Crocifisso ligneo policromo

Oltre che per essere ammirato in tutto il suo originario splendore e nella sua ritrovata bellezza dopo l’intervento di restauro eseguito nel 2003, il Crocifisso della nostra chiesa è posto lì davanti a tutti, affinché ognuno possa essere abbracciato dalla sconfinata tenerezza di un “Dio che ha tanto amato il mondo da dare il suo Figlio unigenito, perché chiunque crede in Lui non muoia, ma abbia la vita eterna” (Gv. 3, 16). Basta da parte dell’uomo alzare lo sguardo e sorprendersi ‘guardato’, ancor prima di domandarlo …

Don Carlo Garavaglia

 

Per almeno sessant’anni la chiesa di Sant’Alessandro ha custodito – durante la seconda guerra mondiale nel sottotetto e poi nella sagrestia – un antico crocifisso la cui provenienza è sempre stata ignota.
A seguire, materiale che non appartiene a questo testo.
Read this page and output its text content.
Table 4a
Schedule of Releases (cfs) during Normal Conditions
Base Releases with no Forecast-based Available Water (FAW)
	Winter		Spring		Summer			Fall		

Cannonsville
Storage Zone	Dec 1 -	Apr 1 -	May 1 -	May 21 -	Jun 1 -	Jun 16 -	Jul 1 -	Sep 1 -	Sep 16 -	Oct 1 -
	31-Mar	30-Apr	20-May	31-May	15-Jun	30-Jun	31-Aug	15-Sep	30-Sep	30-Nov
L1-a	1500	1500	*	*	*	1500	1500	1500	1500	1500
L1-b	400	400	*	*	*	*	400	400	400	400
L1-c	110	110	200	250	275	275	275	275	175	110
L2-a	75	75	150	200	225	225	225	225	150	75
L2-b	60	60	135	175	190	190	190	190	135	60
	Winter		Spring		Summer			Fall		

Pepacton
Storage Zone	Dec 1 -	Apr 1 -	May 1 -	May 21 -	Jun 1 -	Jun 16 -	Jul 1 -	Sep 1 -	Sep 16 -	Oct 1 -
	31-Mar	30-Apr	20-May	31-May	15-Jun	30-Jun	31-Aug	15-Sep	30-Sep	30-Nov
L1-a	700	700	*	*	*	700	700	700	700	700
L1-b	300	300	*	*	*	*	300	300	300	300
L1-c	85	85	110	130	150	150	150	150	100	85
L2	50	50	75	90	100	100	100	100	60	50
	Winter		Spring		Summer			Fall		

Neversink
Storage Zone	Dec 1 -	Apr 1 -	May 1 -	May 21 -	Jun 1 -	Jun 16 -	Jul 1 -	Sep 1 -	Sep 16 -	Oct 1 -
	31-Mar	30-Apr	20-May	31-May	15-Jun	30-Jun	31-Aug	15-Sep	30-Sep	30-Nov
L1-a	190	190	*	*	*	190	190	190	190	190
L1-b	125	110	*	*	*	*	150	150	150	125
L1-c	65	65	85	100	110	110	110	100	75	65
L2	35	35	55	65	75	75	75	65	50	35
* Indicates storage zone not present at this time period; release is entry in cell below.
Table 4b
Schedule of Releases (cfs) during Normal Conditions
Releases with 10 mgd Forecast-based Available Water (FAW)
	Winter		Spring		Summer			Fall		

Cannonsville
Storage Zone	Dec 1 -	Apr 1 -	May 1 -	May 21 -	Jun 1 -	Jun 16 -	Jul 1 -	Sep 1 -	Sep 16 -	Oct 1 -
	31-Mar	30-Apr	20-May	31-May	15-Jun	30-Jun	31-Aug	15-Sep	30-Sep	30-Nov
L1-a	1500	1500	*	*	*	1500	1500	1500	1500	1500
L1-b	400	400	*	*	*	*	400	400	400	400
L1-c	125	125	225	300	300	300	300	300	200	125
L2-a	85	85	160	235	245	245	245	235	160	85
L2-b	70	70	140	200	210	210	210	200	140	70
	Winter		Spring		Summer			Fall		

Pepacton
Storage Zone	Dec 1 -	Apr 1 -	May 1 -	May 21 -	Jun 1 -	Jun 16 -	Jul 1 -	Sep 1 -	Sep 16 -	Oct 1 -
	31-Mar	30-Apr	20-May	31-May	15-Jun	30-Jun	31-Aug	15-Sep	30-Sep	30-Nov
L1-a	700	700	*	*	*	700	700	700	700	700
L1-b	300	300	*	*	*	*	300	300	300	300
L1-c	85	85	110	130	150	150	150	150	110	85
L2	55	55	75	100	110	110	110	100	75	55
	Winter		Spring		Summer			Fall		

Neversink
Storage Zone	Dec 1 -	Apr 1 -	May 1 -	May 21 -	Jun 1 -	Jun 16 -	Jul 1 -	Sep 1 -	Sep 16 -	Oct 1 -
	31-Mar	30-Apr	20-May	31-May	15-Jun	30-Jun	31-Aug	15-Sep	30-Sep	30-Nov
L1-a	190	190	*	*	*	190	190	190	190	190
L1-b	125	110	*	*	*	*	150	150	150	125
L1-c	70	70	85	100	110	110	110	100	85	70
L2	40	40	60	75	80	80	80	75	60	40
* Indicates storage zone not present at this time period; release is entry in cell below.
Anche il Chronicon della parrocchia tace a questo proposito e l’ipotesi più accreditata tra i fedeli è che la scultura fosse stata donata dalla famiglia Majno, già prodiga fautrice del quartiere e della chiesa.
Alla luce degli interventi di restauro eseguiti dalla restauratrice Daniela Morosi grazie alla sensibilità dell’allora parroco don Carlo Garavaglia, è possibile affermare che il crocifisso è sicuramente opera di un artista formatosi nell’ambito del grande cantiere del duomo di Milano e che aveva come modello la scultura dell’artista Jacopino da Tradate, autore ad esempio della statua di Martino V (1421), ancora oggi visibile nel retrocoro del duomo di Milano.
Inoltre, alcune delle caratteristiche di tale opera possono dirsi proprie della cultura gotico-internazionale, intrisa di una nuova attenta lettura dell’uomo: il Dio fattosi uomo è ritratto dall’artista con umana partecipazione cogliendone la sofferenza nel tendersi dei muscoli che ridisegnano le ossa e riportando l’intensa espressione del viso dagli occhi socchiusi.
Particolarmente pregevole è poi la policromia riscontrabile in tale opera scultorea.
A fronte della totale assenza di notizie storiche relative al crocifisso si possono solo avanzare delle ipotesi circa la sua provenienza.
Una di queste è quella secondo cui, rispecchiando tale opera una iconografia comune ad una serie di sculture diffuse tra Piemonte, Lombardia e Liguria intorno alla metà del XV secolo, potrebbe essere attribuita a Baldino da Surso o ad uno dei suoi allievi.
Un’altra ipotesi è quella secondo cui nel 1465 la confraternita del Crocifisso di Gallarate commissionò allo scultore Beltramino Gallazzi l’esecuzione di una croce recante Cristo Crocifisso, le quattro figure di Dio Padre, San Giovanni Evangelista, la Vergine e Maria Maddalena, collocate alle estremità dei bracci della croce, ed un teschio posto ai piedi di Gesù a simboleggiare il Calvario sul quale, secondo la leggenda, era stato sepolto Adamo.
Ora, in seguito alla visita pastorale a Gallarate di San Carlo Borromeo avvenuta nel 1570, egli rititolò la confraternita alla Pietà, facendovi confluire i membri di altre scuole. Probabilmente l’assenza di notizie storiche riguardanti il crocifisso può essere spiegata anche da tale circostanza.